Suspirei. Quem eu estava tentando enganar? Eu nunca seria feliz com Rick. Podia me conformar com isso, me apagar para encaixar no que esperavam de mim. Mas não seria eu. Não importava quantas vezes ele fosse fofo, ou há quanto tempo nos conhecíamos. Aquela era a verdade: eu não seria feliz. E queria mais da minha vida do que apenas me conformar. Coloquei minha bolsa no ombro, peguei meu copo e me levantei.

— Eu não sou sua mulher. Nem sua namorada, aliás. Cansei.

Me virei para o balcão antes que ele entendesse o que eu tinha acabado de fazer. Não conhecia o barman, nem precisava.

— Foram dois Long Island Iced Tea até agora. Vou sentar lá embaixo — avisei, indicando o terceiro espaço do bar.

— Lá embaixo? — Ele perguntou.

— Laura, volte aqui! — Rick gritou e ouvi quando ele se levantou.

— Lá embaixo — assenti, me afastando depressa.

Desci a escada e só quando já estava no último degrau olhei ao redor, procurando onde me sentar. As cores ali eram as mesmas, assim como as mesas, mas o espaço estava mais escuro, porque as luzes ficavam muito no alto. Quase todas as mesas estavam cheias e a conversa parecia se espalhar entre elas. Todos ali se conheciam, pelo visto. E eu não reconhecia ninguém. Estreitei os olhos. Impossível. Não tinha como eu não conhecer ninguém em um grupo de umas vinte pessoas, mais ou menos da minha idade.

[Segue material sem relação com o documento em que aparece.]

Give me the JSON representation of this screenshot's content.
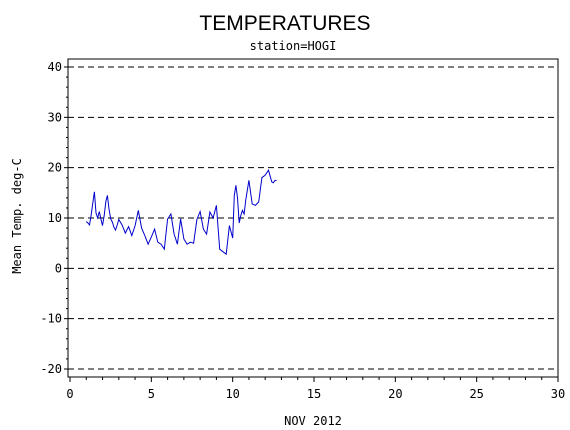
{
  "chart_data": {
    "type": "line",
    "title": "TEMPERATURES",
    "subtitle": "station=HOGI",
    "xlabel": "NOV 2012",
    "ylabel": "Mean Temp. deg-C",
    "xlim": [
      0,
      30
    ],
    "ylim": [
      -20,
      40
    ],
    "x_ticks": [
      0,
      5,
      10,
      15,
      20,
      25,
      30
    ],
    "y_ticks": [
      -20,
      -10,
      0,
      10,
      20,
      30,
      40
    ],
    "gridlines": "dashed horizontal at each y tick",
    "series": [
      {
        "color": "#0000cc",
        "x": [
          1.0,
          1.1,
          1.2,
          1.3,
          1.4,
          1.5,
          1.6,
          1.7,
          1.8,
          1.9,
          2.0,
          2.1,
          2.2,
          2.3,
          2.4,
          2.5,
          2.6,
          2.7,
          2.8,
          2.9,
          3.0,
          3.2,
          3.4,
          3.6,
          3.8,
          4.0,
          4.2,
          4.4,
          4.6,
          4.8,
          5.0,
          5.2,
          5.4,
          5.6,
          5.8,
          6.0,
          6.2,
          6.4,
          6.6,
          6.8,
          7.0,
          7.2,
          7.4,
          7.6,
          7.8,
          8.0,
          8.2,
          8.4,
          8.6,
          8.8,
          9.0,
          9.2,
          9.4,
          9.6,
          9.8,
          10.0,
          10.1,
          10.2,
          10.3,
          10.4,
          10.5,
          10.6,
          10.7,
          10.8,
          10.9,
          11.0,
          11.2,
          11.4,
          11.6,
          11.8,
          12.0,
          12.2,
          12.4,
          12.5,
          12.6,
          12.7
        ],
        "y": [
          9.3,
          9.0,
          8.6,
          10.5,
          13.0,
          15.2,
          11.0,
          10.0,
          11.3,
          9.8,
          8.5,
          10.5,
          13.2,
          14.5,
          11.8,
          9.8,
          9.2,
          8.2,
          7.6,
          8.6,
          9.7,
          8.6,
          7.0,
          8.3,
          6.5,
          8.5,
          11.5,
          8.0,
          6.5,
          4.8,
          6.2,
          7.8,
          5.2,
          4.8,
          3.8,
          9.8,
          10.8,
          6.8,
          4.8,
          9.8,
          5.8,
          4.8,
          5.2,
          5.0,
          9.7,
          11.3,
          7.8,
          6.8,
          11.2,
          10.0,
          12.5,
          3.8,
          3.3,
          2.8,
          8.5,
          6.0,
          14.5,
          16.5,
          14.0,
          9.0,
          10.5,
          11.5,
          10.8,
          13.5,
          15.5,
          17.5,
          12.8,
          12.5,
          13.2,
          18.0,
          18.5,
          19.5,
          17.2,
          17.0,
          17.5,
          17.4
        ]
      }
    ]
  }
}
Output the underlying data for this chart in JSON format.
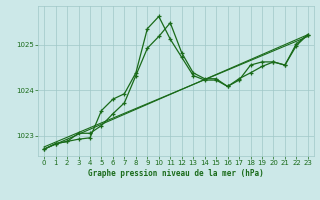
{
  "title": "Graphe pression niveau de la mer (hPa)",
  "bg_color": "#cce8e8",
  "grid_color": "#a0c8c8",
  "line_color": "#1a6b1a",
  "xlim": [
    -0.5,
    23.5
  ],
  "ylim": [
    1022.55,
    1025.85
  ],
  "yticks": [
    1023,
    1024,
    1025
  ],
  "xticks": [
    0,
    1,
    2,
    3,
    4,
    5,
    6,
    7,
    8,
    9,
    10,
    11,
    12,
    13,
    14,
    15,
    16,
    17,
    18,
    19,
    20,
    21,
    22,
    23
  ],
  "series1": [
    1022.7,
    1022.82,
    1022.87,
    1022.92,
    1022.95,
    1023.55,
    1023.8,
    1023.92,
    1024.38,
    1025.35,
    1025.62,
    1025.12,
    1024.72,
    1024.32,
    1024.22,
    1024.22,
    1024.08,
    1024.22,
    1024.55,
    1024.62,
    1024.62,
    1024.55,
    1025.02,
    1025.22
  ],
  "series2": [
    1022.7,
    1022.82,
    1022.87,
    1023.05,
    1023.05,
    1023.22,
    1023.48,
    1023.72,
    1024.32,
    1024.92,
    1025.18,
    1025.48,
    1024.82,
    1024.38,
    1024.25,
    1024.25,
    1024.08,
    1024.25,
    1024.38,
    1024.52,
    1024.62,
    1024.55,
    1024.98,
    1025.22
  ],
  "line3_y": [
    1022.7,
    1025.22
  ],
  "line4_y": [
    1022.75,
    1025.18
  ]
}
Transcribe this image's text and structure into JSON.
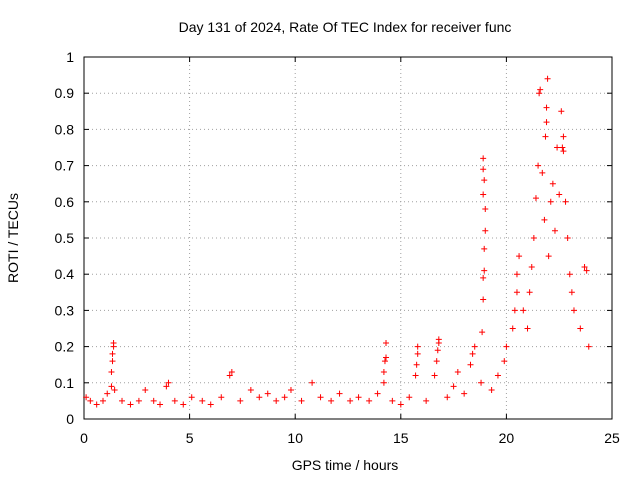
{
  "chart_data": {
    "type": "scatter",
    "title": "Day 131 of 2024, Rate Of TEC Index for receiver func",
    "xlabel": "GPS time / hours",
    "ylabel": "ROTI / TECUs",
    "xlim": [
      0,
      25
    ],
    "ylim": [
      0,
      1
    ],
    "xticks": [
      "0",
      "5",
      "10",
      "15",
      "20",
      "25"
    ],
    "yticks": [
      "0",
      "0.1",
      "0.2",
      "0.3",
      "0.4",
      "0.5",
      "0.6",
      "0.7",
      "0.8",
      "0.9",
      "1"
    ],
    "grid": true,
    "marker": "+",
    "color": "#ff0000",
    "series": [
      {
        "points": [
          [
            0.1,
            0.06
          ],
          [
            0.3,
            0.05
          ],
          [
            0.6,
            0.04
          ],
          [
            0.9,
            0.05
          ],
          [
            1.1,
            0.07
          ],
          [
            1.3,
            0.09
          ],
          [
            1.3,
            0.13
          ],
          [
            1.35,
            0.16
          ],
          [
            1.35,
            0.18
          ],
          [
            1.4,
            0.2
          ],
          [
            1.4,
            0.21
          ],
          [
            1.45,
            0.08
          ],
          [
            1.8,
            0.05
          ],
          [
            2.2,
            0.04
          ],
          [
            2.6,
            0.05
          ],
          [
            2.9,
            0.08
          ],
          [
            3.3,
            0.05
          ],
          [
            3.6,
            0.04
          ],
          [
            3.9,
            0.09
          ],
          [
            4.0,
            0.1
          ],
          [
            4.3,
            0.05
          ],
          [
            4.7,
            0.04
          ],
          [
            5.1,
            0.06
          ],
          [
            5.6,
            0.05
          ],
          [
            6.0,
            0.04
          ],
          [
            6.5,
            0.06
          ],
          [
            6.9,
            0.12
          ],
          [
            7.0,
            0.13
          ],
          [
            7.4,
            0.05
          ],
          [
            7.9,
            0.08
          ],
          [
            8.3,
            0.06
          ],
          [
            8.7,
            0.07
          ],
          [
            9.1,
            0.05
          ],
          [
            9.5,
            0.06
          ],
          [
            9.8,
            0.08
          ],
          [
            10.3,
            0.05
          ],
          [
            10.8,
            0.1
          ],
          [
            11.2,
            0.06
          ],
          [
            11.7,
            0.05
          ],
          [
            12.1,
            0.07
          ],
          [
            12.6,
            0.05
          ],
          [
            13.0,
            0.06
          ],
          [
            13.5,
            0.05
          ],
          [
            13.9,
            0.07
          ],
          [
            14.2,
            0.1
          ],
          [
            14.2,
            0.13
          ],
          [
            14.25,
            0.16
          ],
          [
            14.3,
            0.17
          ],
          [
            14.3,
            0.21
          ],
          [
            14.6,
            0.05
          ],
          [
            15.0,
            0.04
          ],
          [
            15.4,
            0.06
          ],
          [
            15.7,
            0.12
          ],
          [
            15.75,
            0.15
          ],
          [
            15.8,
            0.18
          ],
          [
            15.8,
            0.2
          ],
          [
            16.2,
            0.05
          ],
          [
            16.6,
            0.12
          ],
          [
            16.7,
            0.16
          ],
          [
            16.75,
            0.19
          ],
          [
            16.8,
            0.21
          ],
          [
            16.8,
            0.22
          ],
          [
            17.2,
            0.06
          ],
          [
            17.5,
            0.09
          ],
          [
            17.7,
            0.13
          ],
          [
            18.0,
            0.07
          ],
          [
            18.3,
            0.15
          ],
          [
            18.4,
            0.18
          ],
          [
            18.5,
            0.2
          ],
          [
            18.8,
            0.1
          ],
          [
            18.85,
            0.24
          ],
          [
            18.9,
            0.33
          ],
          [
            18.9,
            0.39
          ],
          [
            18.95,
            0.41
          ],
          [
            18.95,
            0.47
          ],
          [
            19.0,
            0.52
          ],
          [
            19.0,
            0.58
          ],
          [
            18.9,
            0.62
          ],
          [
            18.95,
            0.66
          ],
          [
            18.9,
            0.69
          ],
          [
            18.9,
            0.72
          ],
          [
            19.3,
            0.08
          ],
          [
            19.6,
            0.12
          ],
          [
            19.9,
            0.16
          ],
          [
            20.0,
            0.2
          ],
          [
            20.3,
            0.25
          ],
          [
            20.4,
            0.3
          ],
          [
            20.5,
            0.35
          ],
          [
            20.5,
            0.4
          ],
          [
            20.6,
            0.45
          ],
          [
            20.8,
            0.3
          ],
          [
            21.0,
            0.25
          ],
          [
            21.1,
            0.35
          ],
          [
            21.2,
            0.42
          ],
          [
            21.3,
            0.5
          ],
          [
            21.4,
            0.61
          ],
          [
            21.5,
            0.7
          ],
          [
            21.55,
            0.9
          ],
          [
            21.6,
            0.91
          ],
          [
            21.7,
            0.68
          ],
          [
            21.8,
            0.55
          ],
          [
            21.85,
            0.78
          ],
          [
            21.9,
            0.82
          ],
          [
            21.9,
            0.86
          ],
          [
            21.95,
            0.94
          ],
          [
            22.0,
            0.45
          ],
          [
            22.1,
            0.6
          ],
          [
            22.2,
            0.65
          ],
          [
            22.3,
            0.52
          ],
          [
            22.4,
            0.75
          ],
          [
            22.5,
            0.62
          ],
          [
            22.6,
            0.85
          ],
          [
            22.65,
            0.75
          ],
          [
            22.7,
            0.78
          ],
          [
            22.7,
            0.74
          ],
          [
            22.8,
            0.6
          ],
          [
            22.9,
            0.5
          ],
          [
            23.0,
            0.4
          ],
          [
            23.1,
            0.35
          ],
          [
            23.2,
            0.3
          ],
          [
            23.5,
            0.25
          ],
          [
            23.7,
            0.42
          ],
          [
            23.8,
            0.41
          ],
          [
            23.9,
            0.2
          ]
        ]
      }
    ]
  }
}
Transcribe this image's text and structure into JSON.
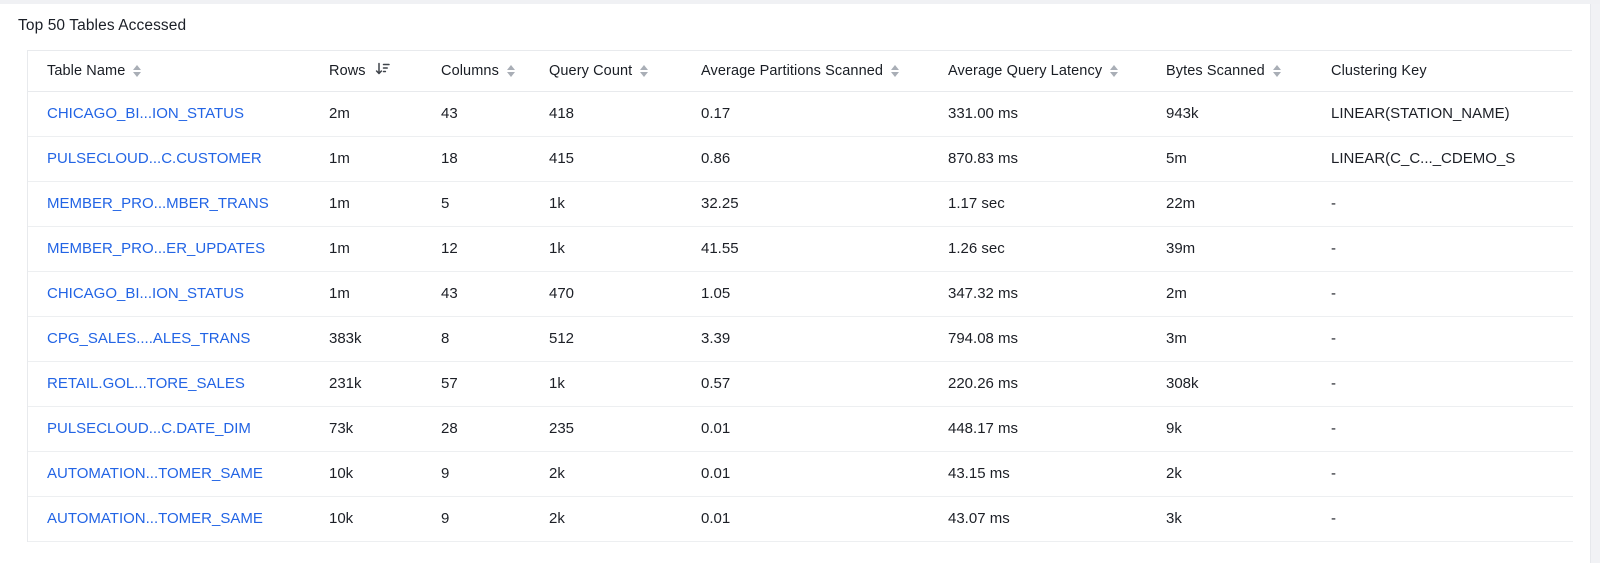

A conversa parou quando dei um passo na direção de uma das mesas e senti os olhares em mim. Não precisava ser um gênio para saber que não queriam uma estranha ali. Olhei ao redor de novo e reconheci uma mulher de cabelo escuro e curto que já tinha comprado alguns livros no sebo. Sorri para ela, que me encarou de cima a baixo.

— Laura, volta aqui, você não vai fazer isso!

Olhei para trás. Rick estava no alto da escada. Descer tinha sido uma ideia muito idiota. Não tinha para onde ir e não conhecia ninguém. Olhei ao redor, de novo, e a mulher de cabelos curtos se levantou, pegou uma cadeira de uma das mesas vazias e colocou entre a sua e a de outra mulher, antes de me encarar. Fui até ela e me sentei com um suspiro aliviado.

A conversa ao nosso redor recomeçou, como se nada estivesse acontecendo, enquanto Rick descia com passos pesados. Ele ia brigar. Eu sabia que ia. Por que tinha feito aquilo?

A mulher colocou a mão no meu braço.

— Namorado?

Suspirei, olhando para Rick com o canto dos olhos.

— Ex-namorado. Eu espero — murmurei.

Outra das mulheres da mesa, uma loira, se inclinou para trás e falou alguma coisa com os homens da mesa ao lado.

— Laura, o que você pensa que está fazendo?

Respirei fundo e me virei na cadeira. Rick estava parado na frente da escada.

— Terminando com você, Rick. Acabou.

— Por causa de uma coisa que eu falei? Não, Lau, vamos conversar, eu...

Balancei a cabeça com força. Eu reclamava daquele tipo de comentário e atitude desde a época do colégio. Se ele não tinha ouvido, não ia ser agora que ouviria. Eu precisava seguir em frente, não ficar me prendendo ao passado. À vida que eu não queria.

— Vai embora, Rick.

Ele me encarou por um instante antes de se virar e subir. A mulher ao meu lado deu um tapinha nas minhas costas. Eu sabia que não ia ser fácil assim. Rick ia discutir, meus pais iam discutir, minhas amigas iam falar na minha cabeça... E eu não me importava.